6th voyage transporting enslaved people (1807–1808): Captain Ward sailed from Liverpool in February 1807. As she left, on 12 February another vessel ran afoul of her in the Mersey, causing some damage, carrying away all of her upper work on the starboard side of her quarterdeck.

Alexander acquired captives on the Gold Coast and arrived at Kingston on 30 November. On 25 November, a French privateer captured Lucy, an American vessel sailing from Curacoa to Philadelphia. Alexander recaptured Lucy, which then arrived in Jamaica. Alexander departed Kingston on 11 April 1808, and arrived back at Liverpool on 29 May. She had left Liverpool with 50 crew members and she suffered eight crew deaths on the voyage.

The Slave Trade Act 1807 made it illegal for British vessels to engage in the slave trade. The Act took effect on 1 May 1807, so Alexanders last voyage was still legal as she had received clearance to sail outward bound in February.

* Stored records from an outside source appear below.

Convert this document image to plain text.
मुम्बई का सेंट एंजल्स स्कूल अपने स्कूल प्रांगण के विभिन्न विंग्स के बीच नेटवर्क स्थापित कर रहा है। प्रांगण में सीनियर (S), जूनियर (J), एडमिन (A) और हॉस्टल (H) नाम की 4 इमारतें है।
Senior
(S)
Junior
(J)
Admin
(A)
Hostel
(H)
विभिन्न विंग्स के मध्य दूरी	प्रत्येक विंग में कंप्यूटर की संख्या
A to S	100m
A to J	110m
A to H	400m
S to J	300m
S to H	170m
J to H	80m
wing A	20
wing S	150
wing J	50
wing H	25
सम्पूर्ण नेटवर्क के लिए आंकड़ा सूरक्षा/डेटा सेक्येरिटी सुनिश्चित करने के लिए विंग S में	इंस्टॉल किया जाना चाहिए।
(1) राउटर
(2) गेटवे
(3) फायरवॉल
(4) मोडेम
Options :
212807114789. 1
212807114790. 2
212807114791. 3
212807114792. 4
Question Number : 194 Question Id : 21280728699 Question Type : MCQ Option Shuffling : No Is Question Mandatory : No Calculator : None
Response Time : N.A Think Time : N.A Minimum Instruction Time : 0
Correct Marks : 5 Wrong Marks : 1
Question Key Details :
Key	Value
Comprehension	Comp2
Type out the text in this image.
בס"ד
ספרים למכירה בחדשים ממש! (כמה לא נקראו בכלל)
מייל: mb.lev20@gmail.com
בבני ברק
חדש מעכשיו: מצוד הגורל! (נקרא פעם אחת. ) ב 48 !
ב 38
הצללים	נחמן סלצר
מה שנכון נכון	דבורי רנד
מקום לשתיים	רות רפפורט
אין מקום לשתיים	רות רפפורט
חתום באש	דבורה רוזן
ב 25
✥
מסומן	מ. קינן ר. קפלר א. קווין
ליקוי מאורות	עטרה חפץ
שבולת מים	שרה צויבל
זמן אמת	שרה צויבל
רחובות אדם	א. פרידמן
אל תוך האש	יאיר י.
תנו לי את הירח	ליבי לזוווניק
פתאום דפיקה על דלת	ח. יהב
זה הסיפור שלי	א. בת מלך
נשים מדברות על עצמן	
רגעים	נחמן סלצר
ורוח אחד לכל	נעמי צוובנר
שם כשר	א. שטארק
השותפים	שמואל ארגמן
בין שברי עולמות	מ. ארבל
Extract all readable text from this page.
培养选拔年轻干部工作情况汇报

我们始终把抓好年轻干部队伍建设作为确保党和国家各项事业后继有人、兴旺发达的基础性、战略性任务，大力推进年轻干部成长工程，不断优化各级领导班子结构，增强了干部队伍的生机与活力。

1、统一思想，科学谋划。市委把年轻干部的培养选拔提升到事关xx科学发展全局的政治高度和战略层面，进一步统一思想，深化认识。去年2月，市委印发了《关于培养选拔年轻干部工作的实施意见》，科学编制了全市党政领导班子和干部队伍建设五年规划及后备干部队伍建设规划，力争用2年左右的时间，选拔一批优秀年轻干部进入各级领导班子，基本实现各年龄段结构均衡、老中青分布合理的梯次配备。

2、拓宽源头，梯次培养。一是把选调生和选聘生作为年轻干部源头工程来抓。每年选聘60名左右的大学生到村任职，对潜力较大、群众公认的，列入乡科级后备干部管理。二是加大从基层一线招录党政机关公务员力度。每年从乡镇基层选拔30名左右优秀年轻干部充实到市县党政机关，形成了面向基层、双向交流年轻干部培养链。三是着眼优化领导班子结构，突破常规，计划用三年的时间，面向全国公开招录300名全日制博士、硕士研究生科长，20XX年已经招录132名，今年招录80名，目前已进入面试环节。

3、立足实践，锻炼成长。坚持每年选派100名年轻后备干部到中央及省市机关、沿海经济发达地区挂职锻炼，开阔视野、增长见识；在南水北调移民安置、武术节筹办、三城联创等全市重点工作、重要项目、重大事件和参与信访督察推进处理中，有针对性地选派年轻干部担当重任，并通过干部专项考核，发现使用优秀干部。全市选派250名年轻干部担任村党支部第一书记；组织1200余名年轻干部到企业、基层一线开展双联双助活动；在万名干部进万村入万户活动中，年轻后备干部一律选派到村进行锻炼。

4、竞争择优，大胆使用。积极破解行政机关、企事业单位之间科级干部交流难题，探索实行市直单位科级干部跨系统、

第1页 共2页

| Year | Master | Owner | Trade | Source & notes |
|---|---|---|---|---|
| 1808 | H.Ward | Benson &. Co. | Liverpool–Africa Liverpool–Brazils | LR; lengthened 1799 |
| 1809 | H.Ward | Barker & Co. | Liverpool–West Indies | Register of Shipping; good repair 1808 |

==Fate==
Alexander, Ward, master, was last listed in 1808 in LR, and in 1809 in the Register of Shipping.